On Monday, U.S. Secretary of State Rex Tillerson said during his Manila visit that the U.S. was providing the Philippine government with “intelligence capabilities” in the fight against ISIS, including “some recent transfers of a couple of Cessnas and a couple of UAVs (drones) to allow to them to have better information with which to conduct the fight down there.”
“We’re providing them some training and some guidance in terms of how to deal with an enemy that fights in ways that are not like most people have ever had to deal with.
“I see no conflict at all in our helping them with that situation and our views of other human rights concerns we have with respect to how they carry out their counternarcotics activities.”
Philippine President Duterte welcomed Tillerson, who was accompanied by U.S. Ambassador to the Philippines Sung Kim and other American officials, yesterday in Malacanang Palace.
“I’m your humble friend in Southeast Asia,” Duterte said, adding that he was thankful to the U.S. for its assistance to the Philippines, noting that the two countries had been friends “for many years.”
Duterte, who has been known for his anti-U.S. tirades, has been calling for the removal of all foreign troops from the Philippines since his election last year.
“I want, maybe in the next two years, my country free of the presence of foreign military troops.
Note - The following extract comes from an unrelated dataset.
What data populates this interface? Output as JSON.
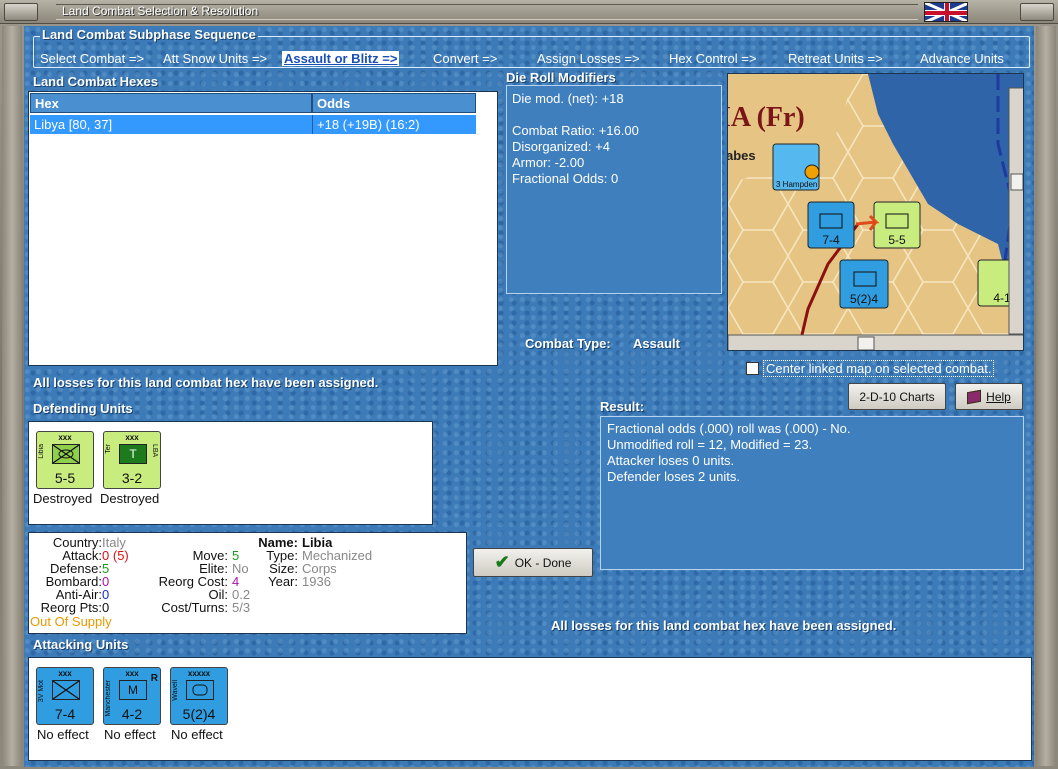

I want them out,” he was quoted as saying back in October 2016.
“And if I have to revise or abrogate agreements, executive agreements, this shall be the last maneuver, war games between the United States and the Philippines military.”
Meanwhile, Philippine Presidential Spokesperson Ernesto Abella said in a statement that the U.S. government’s alleged plan to launch airstrikes in ISIS-stricken Marawi City was not discussed during Tillerson’s visit.
“This (US’ planned airstrike in Marawi City) was not taken up during the meeting between President Duterte and Secretary Tillerson,” he was quoted as saying.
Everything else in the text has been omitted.